RS module exception, causing freeze compaction to be stuck, blocking writes during the freeze compaction period.
This scenario is relatively rare. When the number of written rows in OceanBase Database reaches a certain threshold or before daily major compactions, a major freeze is performed, which involves freezing the active memory and then performing minor or major compactions. In normal situations, the freeze process takes only 1 second, but in exceptional situations, it may take longer. During this period, writes are blocked. For emergency handling of this issue, you can manually switch or restart the RS. For more information, see Freeze or Compaction of the Cluster Stuck.
Application lock conflict
When concurrent updates are performed on specific rows in some scenarios, row lock conflicts are likely to occur, which can lead to longer wait times for requests. This issue can further cause the application connection pool to be full. Lock conflicts generally occur in the following situations:
The SQL response time (RT) on the business side increases, leading to lock conflicts.

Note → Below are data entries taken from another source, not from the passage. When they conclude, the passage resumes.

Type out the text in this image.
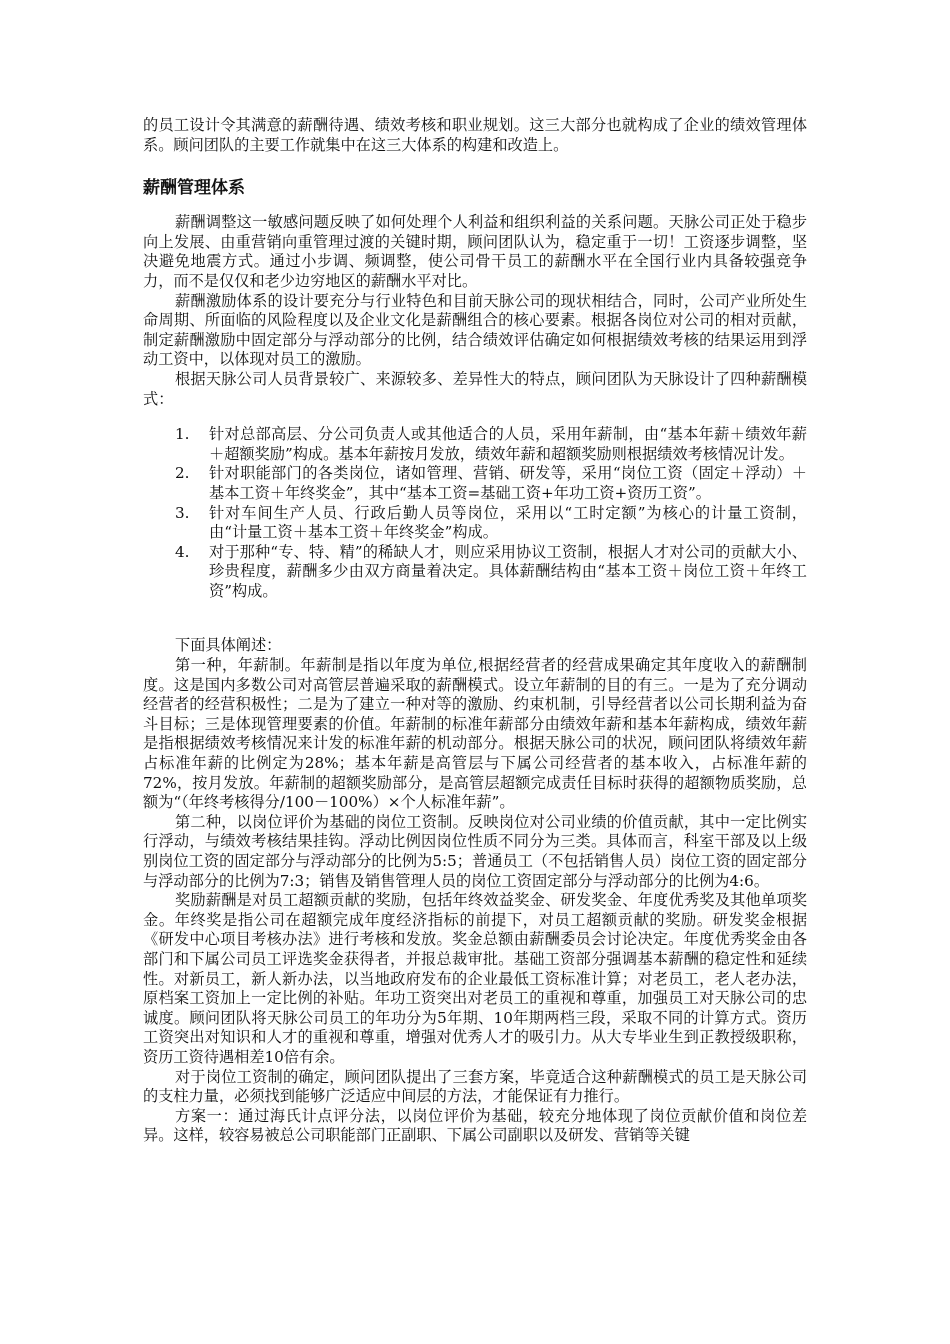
的员工设计令其满意的薪酬待遇、绩效考核和职业规划。这三大部分也就构成了企业的绩效管理体系。顾问团队的主要工作就集中在这三大体系的构建和改造上。

薪酬管理体系

薪酬调整这一敏感问题反映了如何处理个人利益和组织利益的关系问题。天脉公司正处于稳步向上发展、由重营销向重管理过渡的关键时期，顾问团队认为，稳定重于一切！工资逐步调整，坚决避免地震方式。通过小步调、频调整，使公司骨干员工的薪酬水平在全国行业内具备较强竞争力，而不是仅仅和老少边穷地区的薪酬水平对比。

薪酬激励体系的设计要充分与行业特色和目前天脉公司的现状相结合，同时，公司产业所处生命周期、所面临的风险程度以及企业文化是薪酬组合的核心要素。根据各岗位对公司的相对贡献，制定薪酬激励中固定部分与浮动部分的比例，结合绩效评估确定如何根据绩效考核的结果运用到浮动工资中，以体现对员工的激励。

根据天脉公司人员背景较广、来源较多、差异性大的特点，顾问团队为天脉设计了四种薪酬模式：

1. 针对总部高层、分公司负责人或其他适合的人员，采用年薪制，由“基本年薪＋绩效年薪＋超额奖励”构成。基本年薪按月发放，绩效年薪和超额奖励则根据绩效考核情况计发。
2. 针对职能部门的各类岗位，诸如管理、营销、研发等，采用“岗位工资（固定＋浮动）＋基本工资＋年终奖金”，其中“基本工资=基础工资+年功工资+资历工资”。
3. 针对车间生产人员、行政后勤人员等岗位，采用以“工时定额”为核心的计量工资制，由“计量工资＋基本工资＋年终奖金”构成。
4. 对于那种“专、特、精”的稀缺人才，则应采用协议工资制，根据人才对公司的贡献大小、珍贵程度，薪酬多少由双方商量着决定。具体薪酬结构由“基本工资＋岗位工资＋年终工资”构成。

下面具体阐述：

第一种，年薪制。年薪制是指以年度为单位,根据经营者的经营成果确定其年度收入的薪酬制度。这是国内多数公司对高管层普遍采取的薪酬模式。设立年薪制的目的有三。一是为了充分调动经营者的经营积极性；二是为了建立一种对等的激励、约束机制，引导经营者以公司长期利益为奋斗目标；三是体现管理要素的价值。年薪制的标准年薪部分由绩效年薪和基本年薪构成，绩效年薪是指根据绩效考核情况来计发的标准年薪的机动部分。根据天脉公司的状况，顾问团队将绩效年薪占标准年薪的比例定为28%；基本年薪是高管层与下属公司经营者的基本收入，占标准年薪的72%，按月发放。年薪制的超额奖励部分，是高管层超额完成责任目标时获得的超额物质奖励，总额为“（年终考核得分/100－100%）×个人标准年薪”。

第二种，以岗位评价为基础的岗位工资制。反映岗位对公司业绩的价值贡献，其中一定比例实行浮动，与绩效考核结果挂钩。浮动比例因岗位性质不同分为三类。具体而言，科室干部及以上级别岗位工资的固定部分与浮动部分的比例为5:5；普通员工（不包括销售人员）岗位工资的固定部分与浮动部分的比例为7:3；销售及销售管理人员的岗位工资固定部分与浮动部分的比例为4:6。

奖励薪酬是对员工超额贡献的奖励，包括年终效益奖金、研发奖金、年度优秀奖及其他单项奖金。年终奖是指公司在超额完成年度经济指标的前提下，对员工超额贡献的奖励。研发奖金根据《研发中心项目考核办法》进行考核和发放。奖金总额由薪酬委员会讨论决定。年度优秀奖金由各部门和下属公司员工评选奖金获得者，并报总裁审批。基础工资部分强调基本薪酬的稳定性和延续性。对新员工，新人新办法，以当地政府发布的企业最低工资标准计算；对老员工，老人老办法，原档案工资加上一定比例的补贴。年功工资突出对老员工的重视和尊重，加强员工对天脉公司的忠诚度。顾问团队将天脉公司员工的年功分为5年期、10年期两档三段，采取不同的计算方式。资历工资突出对知识和人才的重视和尊重，增强对优秀人才的吸引力。从大专毕业生到正教授级职称，资历工资待遇相差10倍有余。

对于岗位工资制的确定，顾问团队提出了三套方案，毕竟适合这种薪酬模式的员工是天脉公司的支柱力量，必须找到能够广泛适应中间层的方法，才能保证有力推行。

方案一：通过海氏计点评分法，以岗位评价为基础，较充分地体现了岗位贡献价值和岗位差异。这样，较容易被总公司职能部门正副职、下属公司副职以及研发、营销等关键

In this case, you need to address the issue of high RT. For more information, see the section Application connection pool full/Application request timeout in the previous chapter.
Uncommitted transactions or hanging transactions exist on the rows.
Lock conflicts occur due to concurrent updates on hot rows, which in turn leads to high RT.
Hotspot row updates are a common issue in relational databases, and there are often no good solutions for handling them during emergency situations (due to the nature of the business, which typically involves considering rate limiting or service degradation). From a long-term optimization perspective, one can consider optimizing and adjusting transaction logic (e.g., using select for update wait 1). OceanBase has been actively exploring optimizations for hotspot concurrency and has already implemented effective solutions. For more details, refer to OceanBase's Early Row Lock Release feature, which enhances the performance of single-row concurrency.
Change implementation/rollback & considerations
After the preceding chapters, you should have a better understanding of how to handle common emergency situations. The remaining task is to implement the necessary emergency measures to restore the database to normal operation. When handling emergencies in OceanBase Database, pay attention to the following points:
Clearly document and verify each emergency change operation, which can serve as a reference for further diagnostics if the recovery fails.
It is recommended to record backup site information as much as possible, including observer logs and core files during the abnormal period, etc.
By default, the emergency recovery operations discussed in this chapter are performed without compromising the majority of the cluster data or compromising data consistency. If you need to activate a single replica or handle clogs in multiple replicas, contact OceanBase Technical Support.
After the emergency actions are completed and the business is restored, it is recommended to roll back the parameter changes and conduct a post-mortem on the issue or failure based on the on-site information preserved during the emergency. This will allow you to conduct root cause analysis on the issue.